TKY' nin belli başlı konuları şunlardır;
- Kalite güvencesi
- Maliyet azaltılması
- Üretim kotalarının karşılanması
- Sevkiyat kotalarının karşılanması
- İş güvencesi
- Verimliliğin artırılması
- Tedarikçilerin yönetimi
- İç ve dış müşteri memnuniyeti: Toplam kalite işletmenin her düzeyindeki performansın iyileştirilmesine odaklaşır. Kalite, yalnızca kalite kontrol bölümünün değil, tüm çalışanların, en üstten en alta kadar herkesin görevidir. Bu nedenle, kaliteyi yalnızca imalat bölümü oluşturmaz, finanstan ,satın almaya , ihracata herkes bu zincirde yerini alır. Zincirin her halkası mükemmel olmak zorundadır. Aksi taktirde, ürün istenilen kalitede olamaz. Toplam kalite yönetiminde nihai hedef, müşteri tatmini ile sonuçlanacak ürünler yapmak ve sunmaktır. Bu sebeple, çalışanların memnuniyeti, müşteri memnuniyetinin sağlanmasında önemli bir basamaktır. Çalışan memnuniyeti denilince, iş güvencesi ve iş ortamının iklimi olarak da adlandırılan; öneriye açık, bilginin paylaşıldığı, fikirlerin serbestçe ortaya konulduğu, takım ruhunun hakim olduğu bir işletme akla gelir.
- Yönetimin kararlılığı ve liderliği: Toplam kalite gibi çok kapsamlı, hacimli ve zaman alan süreklilik arz eden bir projede üst yönetimin kendisini bu işe vakfetmesi olmadan başarıya ulaşmak olanaksızdır. Üst yönetim; çalışanları motive etmesi, yolu açması, önderlik yapması yanında, karalı olduğunu da göstermelidir. Çalışanlar, yönetimin kendilerine örnek olmasını isterler ve beklerler. Yoksa , yönetim destek vermezse, yılgınlık gösterirse çalışanları yönlendirmezse değişim sağlanamaz.
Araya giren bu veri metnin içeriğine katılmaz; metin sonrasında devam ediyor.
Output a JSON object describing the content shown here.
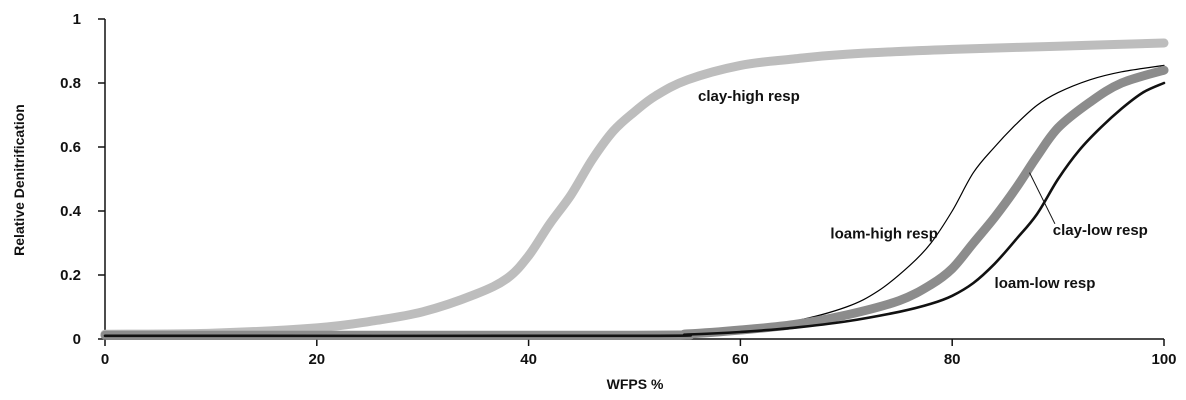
{
  "chart_data": {
    "type": "line",
    "title": "",
    "xlabel": "WFPS %",
    "ylabel": "Relative Denitrification",
    "xlim": [
      0,
      100
    ],
    "ylim": [
      0,
      1
    ],
    "x_ticks": [
      0,
      20,
      40,
      60,
      80,
      100
    ],
    "y_ticks": [
      0,
      0.2,
      0.4,
      0.6,
      0.8,
      1
    ],
    "y_tick_labels": [
      "0",
      "0.2",
      "0.4",
      "0.6",
      "0.8",
      "1"
    ],
    "grid": false,
    "legend": "none",
    "series": [
      {
        "name": "clay-high resp",
        "color": "#bdbdbd",
        "style": "thick-light-gray",
        "x": [
          0,
          10,
          20,
          25,
          30,
          35,
          38,
          40,
          42,
          44,
          46,
          48,
          50,
          52,
          55,
          60,
          65,
          70,
          80,
          90,
          100
        ],
        "values": [
          0.015,
          0.018,
          0.035,
          0.055,
          0.085,
          0.14,
          0.19,
          0.26,
          0.36,
          0.45,
          0.56,
          0.65,
          0.71,
          0.76,
          0.81,
          0.855,
          0.875,
          0.89,
          0.905,
          0.915,
          0.925
        ]
      },
      {
        "name": "loam-high resp",
        "color": "#000000",
        "style": "thin-black",
        "x": [
          0,
          50,
          55,
          60,
          65,
          70,
          73,
          76,
          78,
          80,
          82,
          84,
          86,
          88,
          90,
          93,
          96,
          100
        ],
        "values": [
          0.01,
          0.012,
          0.018,
          0.03,
          0.055,
          0.1,
          0.15,
          0.23,
          0.3,
          0.4,
          0.52,
          0.6,
          0.67,
          0.73,
          0.77,
          0.81,
          0.835,
          0.855
        ]
      },
      {
        "name": "clay-low resp",
        "color": "#8c8c8c",
        "style": "thick-dark-gray",
        "x": [
          0,
          50,
          55,
          60,
          65,
          70,
          75,
          78,
          80,
          82,
          84,
          86,
          88,
          90,
          93,
          96,
          100
        ],
        "values": [
          0.012,
          0.012,
          0.016,
          0.028,
          0.045,
          0.075,
          0.12,
          0.17,
          0.22,
          0.3,
          0.38,
          0.47,
          0.57,
          0.66,
          0.74,
          0.8,
          0.84
        ]
      },
      {
        "name": "loam-low resp",
        "color": "#111111",
        "style": "medium-black",
        "x": [
          0,
          50,
          55,
          60,
          65,
          70,
          75,
          78,
          80,
          82,
          84,
          86,
          88,
          90,
          92,
          94,
          96,
          98,
          100
        ],
        "values": [
          0.01,
          0.01,
          0.014,
          0.022,
          0.035,
          0.055,
          0.085,
          0.11,
          0.135,
          0.175,
          0.235,
          0.31,
          0.39,
          0.5,
          0.59,
          0.66,
          0.72,
          0.77,
          0.8
        ]
      }
    ],
    "annotations": [
      {
        "text": "clay-high resp",
        "x": 56,
        "y": 0.76,
        "anchor": "start"
      },
      {
        "text": "loam-high resp",
        "x": 68.5,
        "y": 0.33,
        "anchor": "start"
      },
      {
        "text": "clay-low resp",
        "x": 89.5,
        "y": 0.34,
        "anchor": "start"
      },
      {
        "text": "loam-low resp",
        "x": 84,
        "y": 0.175,
        "anchor": "start"
      }
    ]
  }
}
- Verilerle yönetim: Toplam kalite yönetiminde başarı verilere dayanmak zorundadır. Hiçbir şey lafta kalmamalıdır. Yapılan her işte ölçüm gereklidir, "ölçmezsen iyileşme olduğunu nasıl anlayacaksın." Bununla birlikte veri toplamada aşırıya gidilmemelidir. Veri ; doğru, zamanında ve anlamlı olmalıdır. Veri toplama, sorun alanlarını belirlemekte, başlıca nedenleri ortaya koymakta ve kontrol usullerini saptamakta yararlı olur.
- Ekip çalışması : Ekip çalışması toplam kalite modelini uygulayan işletmelerde yaşam tarzı haline gelmiş bir yönetim biçimidir. Organizasyonun katı, hiyerarşik, çok kademeli, emir-kumanda zincirinden ekipler halinde çalışma düzenine, yalın organizasyon biçimine geçmesi günümüzün bilgi paylaşımına dayalı çalışma anlayışına uygun ve sinerji yaratmayı amaçlayan bir örgütlenme biçimidir. Çalışanları motive eden, süreci sahiplenmeye iten, katılımcı olmayı teşvik eden bu tarz çalışma biçimi; sürekli iyileştirme mantığının gerekli kıldığı projelerle adım adım gelişmeyi öngören toplam kalite yaklaşımı ile örtüşür.